FURCHE: Und wie wünschen Sie sich, daß Ihnen geholfen wird ?

TAPSOBA: Auch wir wünschen uns, daß man unsere Würde achtet: Spenden, die nicht als Almosen gedacht sind, sondern als Beitrag zur größeren Gerechtigkeit den ärmeren Brüdern gegenüber, bei denen man spürt, daß diese Brüder geliebt und geachtet werden, bei solchen Spenden fällt es leichter, sie anzunehmen.

OUEDRAOGO: Die Wohlhabenden mögen sich vor Augen halten, daß betteln weh tut. Es ist schmerzlich, auf Unterstützung angewiesen zu sein. Noch dazu, wo es absolut nicht die Schuld dieser Menschen ist, daß sie arm sind.

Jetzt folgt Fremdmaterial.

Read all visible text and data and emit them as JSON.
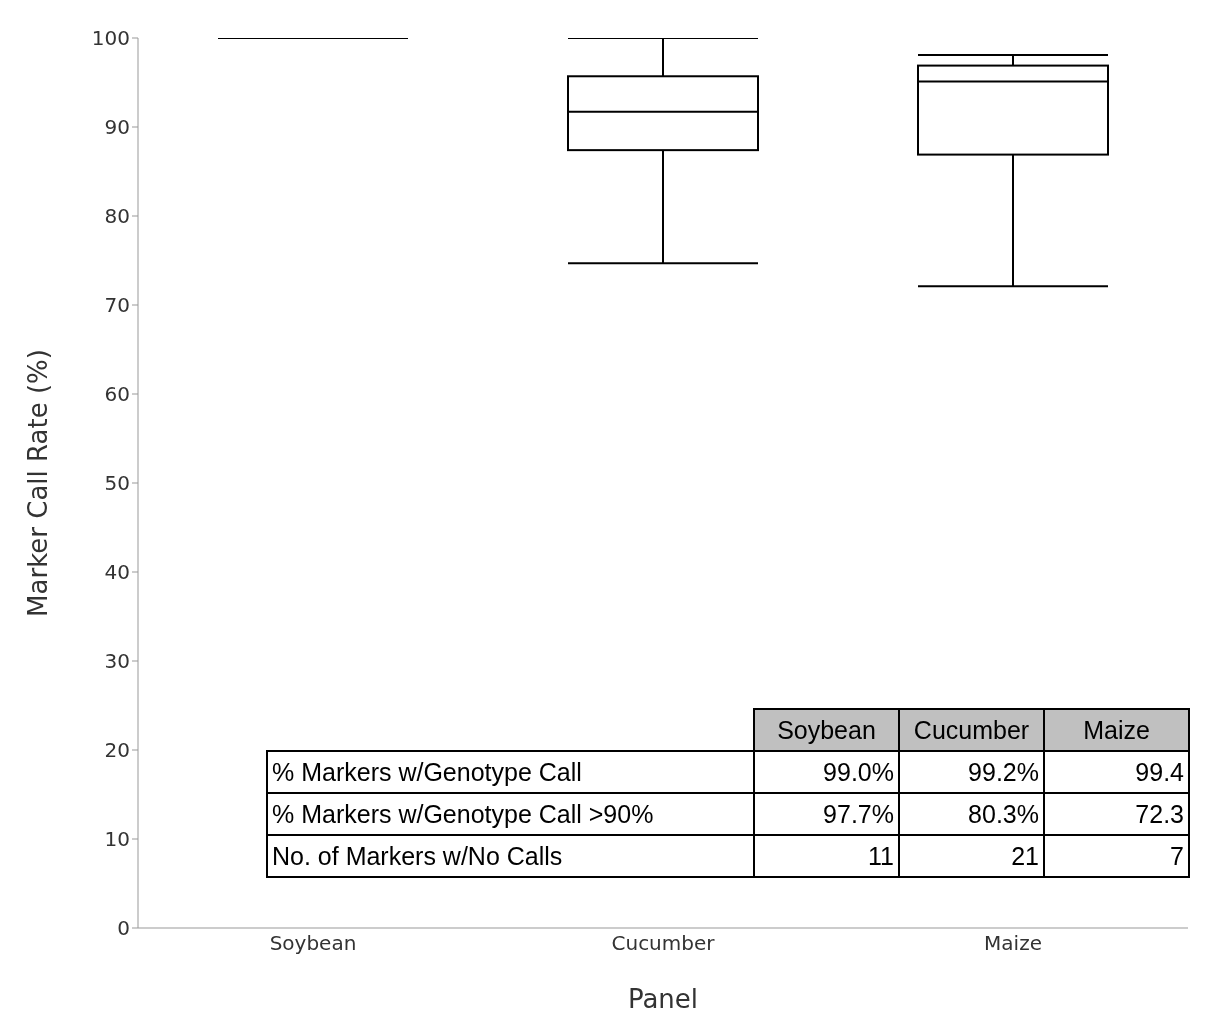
{
  "chart_data": {
    "type": "box",
    "xlabel": "Panel",
    "ylabel": "Marker Call Rate (%)",
    "categories": [
      "Soybean",
      "Cucumber",
      "Maize"
    ],
    "boxes": [
      {
        "low": 100,
        "q1": 100,
        "median": 100,
        "q3": 100,
        "high": 100
      },
      {
        "low": 74.7,
        "q1": 87.4,
        "median": 91.7,
        "q3": 95.7,
        "high": 100
      },
      {
        "low": 72.1,
        "q1": 86.9,
        "median": 95.1,
        "q3": 96.9,
        "high": 98.1
      }
    ],
    "ylim": [
      0,
      100
    ],
    "yticks": [
      0,
      10,
      20,
      30,
      40,
      50,
      60,
      70,
      80,
      90,
      100
    ],
    "grid": false,
    "legend": false,
    "annotations": [
      "Soybean",
      "Cucumber",
      "Maize",
      "% Markers w/Genotype Call",
      "99.0%",
      "99.2%",
      "99.4",
      "% Markers w/Genotype Call >90%",
      "97.7%",
      "80.3%",
      "72.3",
      "No. of Markers w/No Calls",
      "11",
      "21",
      "7"
    ]
  }
}
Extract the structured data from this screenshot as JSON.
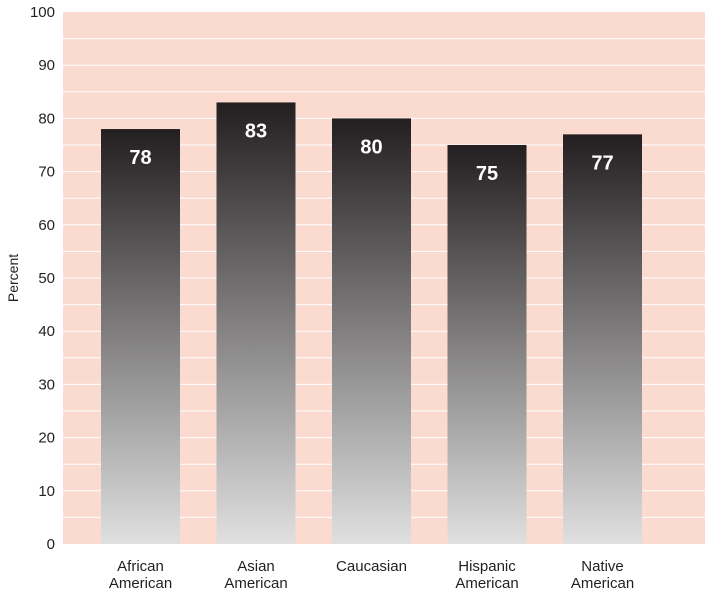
{
  "chart_data": {
    "type": "bar",
    "categories": [
      [
        "African",
        "American"
      ],
      [
        "Asian",
        "American"
      ],
      [
        "Caucasian"
      ],
      [
        "Hispanic",
        "American"
      ],
      [
        "Native",
        "American"
      ]
    ],
    "values": [
      78,
      83,
      80,
      75,
      77
    ],
    "data_labels": [
      "78",
      "83",
      "80",
      "75",
      "77"
    ],
    "title": "",
    "xlabel": "",
    "ylabel": "Percent",
    "ylim": [
      0,
      100
    ],
    "yticks": [
      0,
      10,
      20,
      30,
      40,
      50,
      60,
      70,
      80,
      90,
      100
    ],
    "ytick_labels": [
      "0",
      "10",
      "20",
      "30",
      "40",
      "50",
      "60",
      "70",
      "80",
      "90",
      "100"
    ],
    "minor_gridlines_every": 5,
    "grid": true,
    "legend": "none"
  },
  "colors": {
    "plot_background": "#fbdbd0",
    "gridline": "#ffffff",
    "bar_top": "#231f20",
    "bar_bottom": "#e0e0e0",
    "text": "#231f20",
    "data_label": "#ffffff"
  }
}
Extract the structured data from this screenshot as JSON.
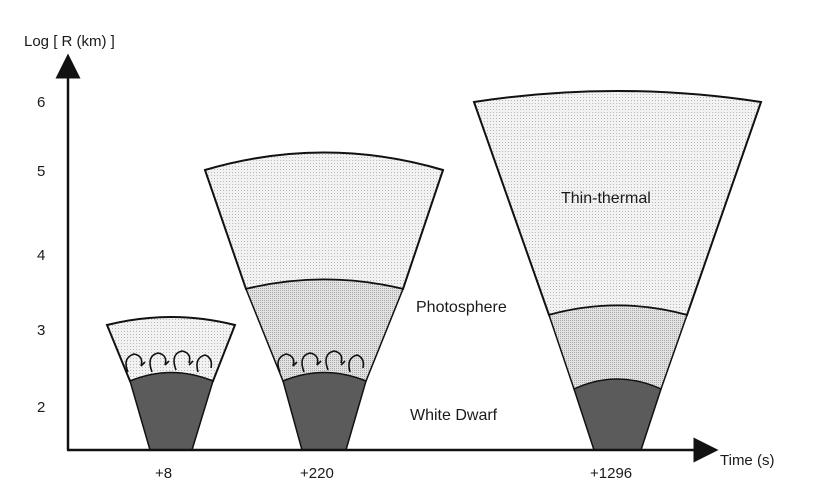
{
  "axes": {
    "y_title": "Log [ R (km) ]",
    "x_title": "Time (s)",
    "y_ticks": [
      "6",
      "5",
      "4",
      "3",
      "2"
    ],
    "x_ticks": [
      "+8",
      "+220",
      "+1296"
    ]
  },
  "region_labels": {
    "thin_thermal": "Thin-thermal",
    "photosphere": "Photosphere",
    "white_dwarf": "White Dwarf"
  },
  "colors": {
    "outer_layer": "#ececec",
    "middle_layer": "#d9d9d9",
    "white_dwarf": "#5b5b5b",
    "outline": "#111111"
  }
}
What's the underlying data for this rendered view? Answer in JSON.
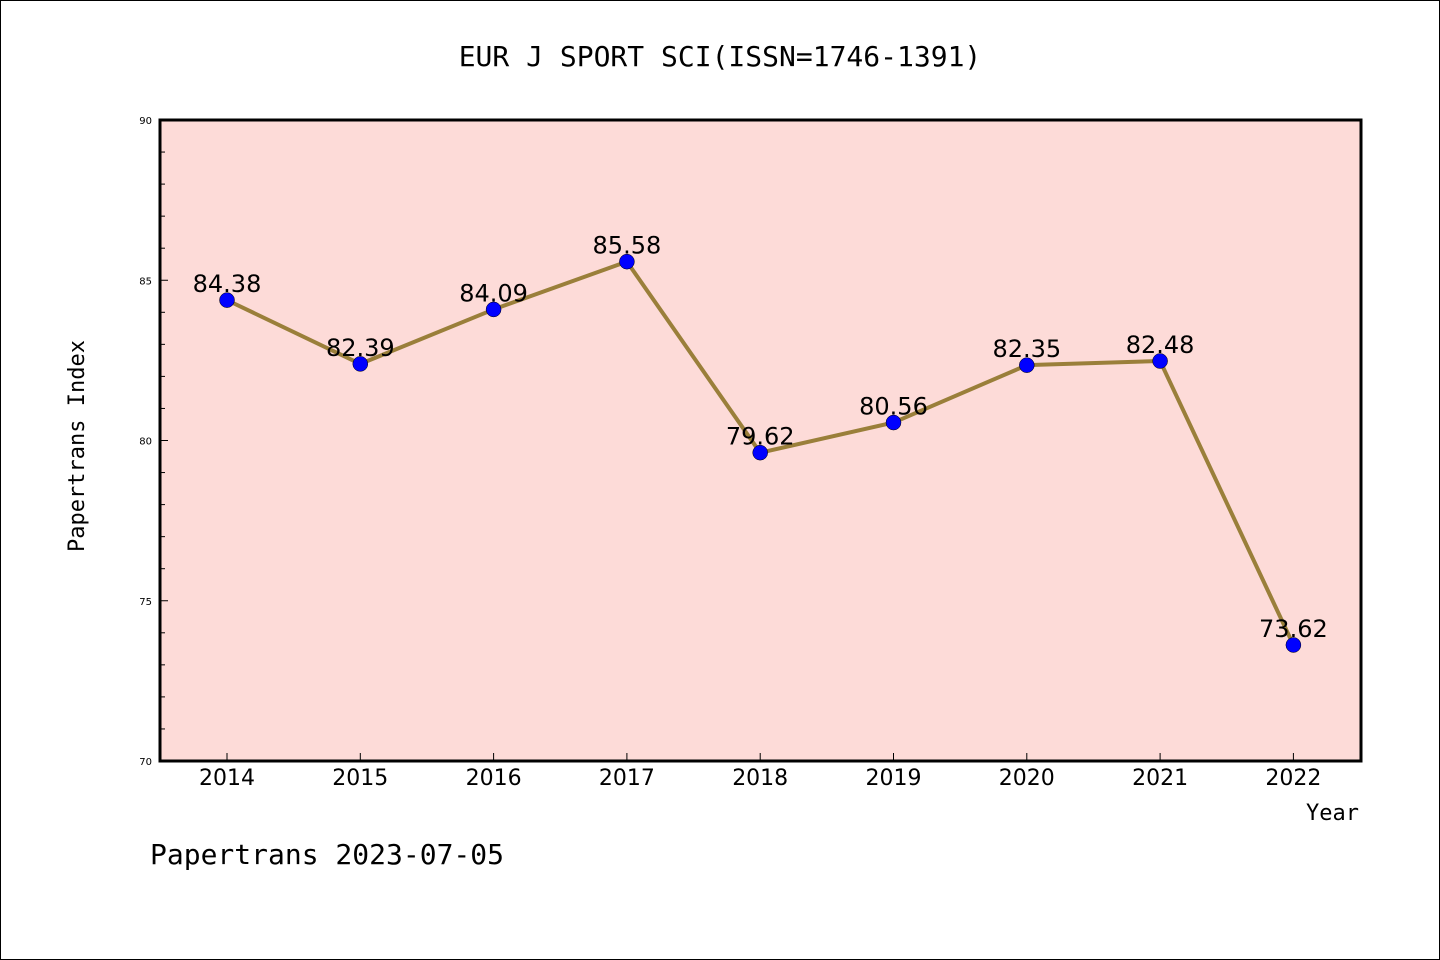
{
  "chart_data": {
    "type": "line",
    "title": "EUR J SPORT SCI(ISSN=1746-1391)",
    "xlabel": "Year",
    "ylabel": "Papertrans Index",
    "x": [
      "2014",
      "2015",
      "2016",
      "2017",
      "2018",
      "2019",
      "2020",
      "2021",
      "2022"
    ],
    "values": [
      84.38,
      82.39,
      84.09,
      85.58,
      79.62,
      80.56,
      82.35,
      82.48,
      73.62
    ],
    "data_labels": [
      "84.38",
      "82.39",
      "84.09",
      "85.58",
      "79.62",
      "80.56",
      "82.35",
      "82.48",
      "73.62"
    ],
    "ylim": [
      70,
      90
    ],
    "yticks": [
      70,
      75,
      80,
      85,
      90
    ],
    "grid": false,
    "legend": "none",
    "colors": {
      "plot_background": "#fddbd8",
      "line": "#9a7f3a",
      "marker": "#0000ff"
    }
  },
  "footer": "Papertrans 2023-07-05"
}
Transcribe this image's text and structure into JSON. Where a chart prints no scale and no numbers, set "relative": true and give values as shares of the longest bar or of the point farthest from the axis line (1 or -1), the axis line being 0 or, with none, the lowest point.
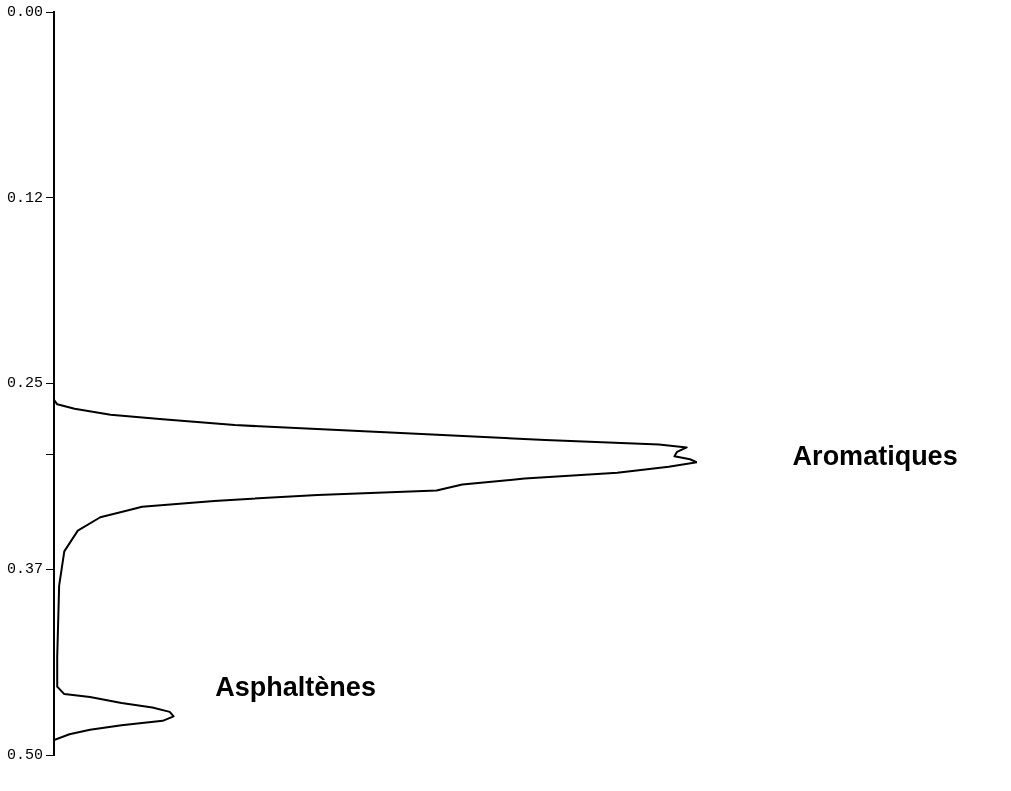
{
  "chart_data": {
    "type": "line",
    "orientation": "horizontal",
    "relative": true,
    "marker": "none",
    "grid": false,
    "legend": false,
    "tick_labels": "y",
    "ylim": [
      0.5,
      0
    ],
    "yticks": [
      {
        "value": 0,
        "label": "0.00"
      },
      {
        "value": 0.125,
        "label": "0.12"
      },
      0.25,
      {
        "value": 0.298,
        "label": null
      },
      {
        "value": 0.375,
        "label": "0.37"
      },
      {
        "value": 0.5,
        "label": "0.50"
      }
    ],
    "x": [
      0,
      0.06,
      0.128,
      0.196,
      0.261,
      0.264,
      0.267,
      0.271,
      0.274,
      0.278,
      0.283,
      0.288,
      0.291,
      0.293,
      0.296,
      0.299,
      0.301,
      0.303,
      0.306,
      0.31,
      0.314,
      0.318,
      0.322,
      0.325,
      0.329,
      0.333,
      0.34,
      0.349,
      0.363,
      0.386,
      0.434,
      0.454,
      0.459,
      0.461,
      0.465,
      0.468,
      0.471,
      0.474,
      0.477,
      0.48,
      0.483,
      0.486,
      0.49,
      0.5
    ],
    "series": [
      {
        "color": "#000000",
        "values": [
          0,
          0,
          0,
          0,
          0,
          0.005,
          0.032,
          0.088,
          0.169,
          0.281,
          0.523,
          0.764,
          0.941,
          0.984,
          0.969,
          0.965,
          0.989,
          1,
          0.956,
          0.876,
          0.732,
          0.635,
          0.595,
          0.41,
          0.249,
          0.137,
          0.072,
          0.037,
          0.016,
          0.008,
          0.005,
          0.005,
          0.016,
          0.056,
          0.105,
          0.153,
          0.18,
          0.186,
          0.169,
          0.105,
          0.056,
          0.024,
          0,
          0
        ]
      }
    ],
    "annotations": [
      "Aromatiques",
      "Asphaltènes"
    ]
  }
}
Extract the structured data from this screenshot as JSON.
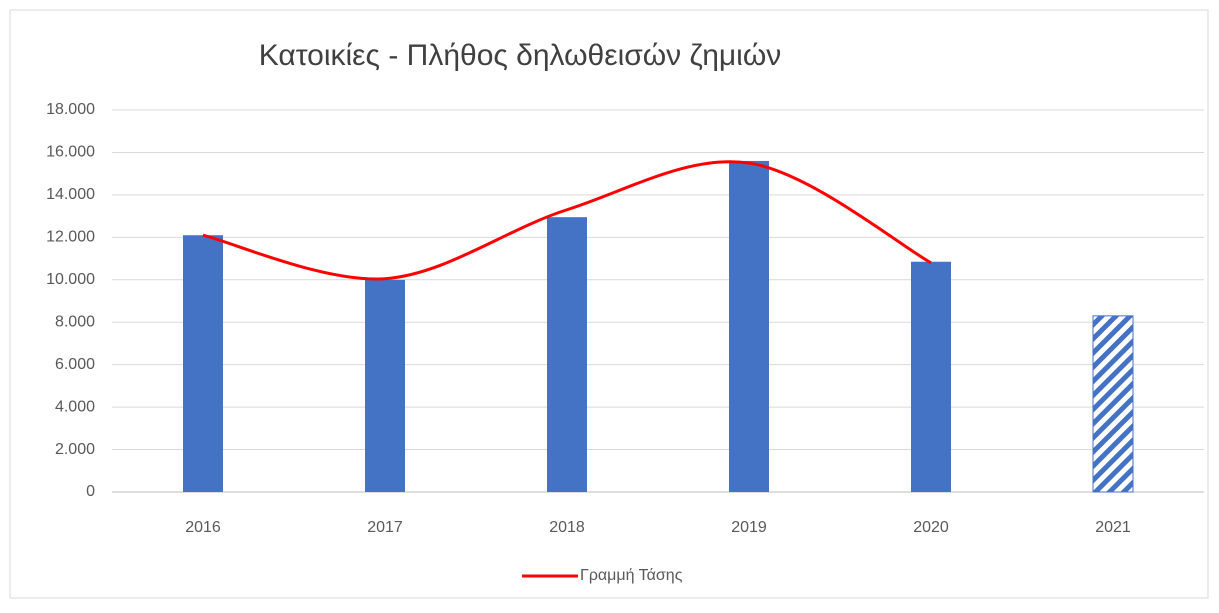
{
  "chart_data": {
    "type": "bar",
    "title": "Κατοικίες -  Πλήθος  δηλωθεισών  ζημιών",
    "categories": [
      "2016",
      "2017",
      "2018",
      "2019",
      "2020",
      "2021"
    ],
    "series": [
      {
        "type": "bar",
        "color": "#4472c4",
        "values": [
          12100,
          10000,
          12950,
          15600,
          10850,
          8300
        ],
        "hatched": [
          false,
          false,
          false,
          false,
          false,
          true
        ]
      },
      {
        "type": "line",
        "name": "Γραμμή Τάσης",
        "color": "#ff0000",
        "values": [
          12100,
          10050,
          13300,
          15500,
          10800,
          null
        ],
        "smooth": true
      }
    ],
    "ylim": [
      0,
      18000
    ],
    "yticks": [
      0,
      {
        "value": 2000,
        "label": "2.000"
      },
      {
        "value": 4000,
        "label": "4.000"
      },
      {
        "value": 6000,
        "label": "6.000"
      },
      {
        "value": 8000,
        "label": "8.000"
      },
      {
        "value": 10000,
        "label": "10.000"
      },
      {
        "value": 12000,
        "label": "12.000"
      },
      {
        "value": 14000,
        "label": "14.000"
      },
      {
        "value": 16000,
        "label": "16.000"
      },
      {
        "value": 18000,
        "label": "18.000"
      }
    ],
    "grid": true,
    "legend": "bottom"
  }
}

TAPSOBA: Wir können es nicht regnen lassen. Was wir können, ist Brunnen graben, Staudämme bauen, Bäume pflanzen.

OUEDRAOGO: Es ist schön, wenn uns ohne Herablassung geholfen wird. Wenn man uns vertraut, wenn man den Verantwortlichen freie Hand läßt, wenn man glaubt, daß die, die an Ort und Stelle leben, auch wissen, wie am besten geholfen wird. Bei uns gibt es ein Sprichwort, das sagt, daß die Art zu geben wichtiger als die Gabe ist.

In FURCHE 6/85 berichtete Bischof Tapsoba über die schwere Hungerkatastrophe in Burkina Faso (ehemals Obervolta). Auf diesen Beitrag hin haben FURCHE-Leser 50.000 Schilling auf das weiterhin bestehende Konto 27 496 7 der Raiffeisenbank Innsbruck-Höt-ting überwiesen. (Kennwort „Hilfe für Bischof Marius”). Bischof Marius Ouedraogo ist seit Februar Nachfolger von Bischof Tapsoba. Mit den beiden Bischöfen sprach Christine Hofinger.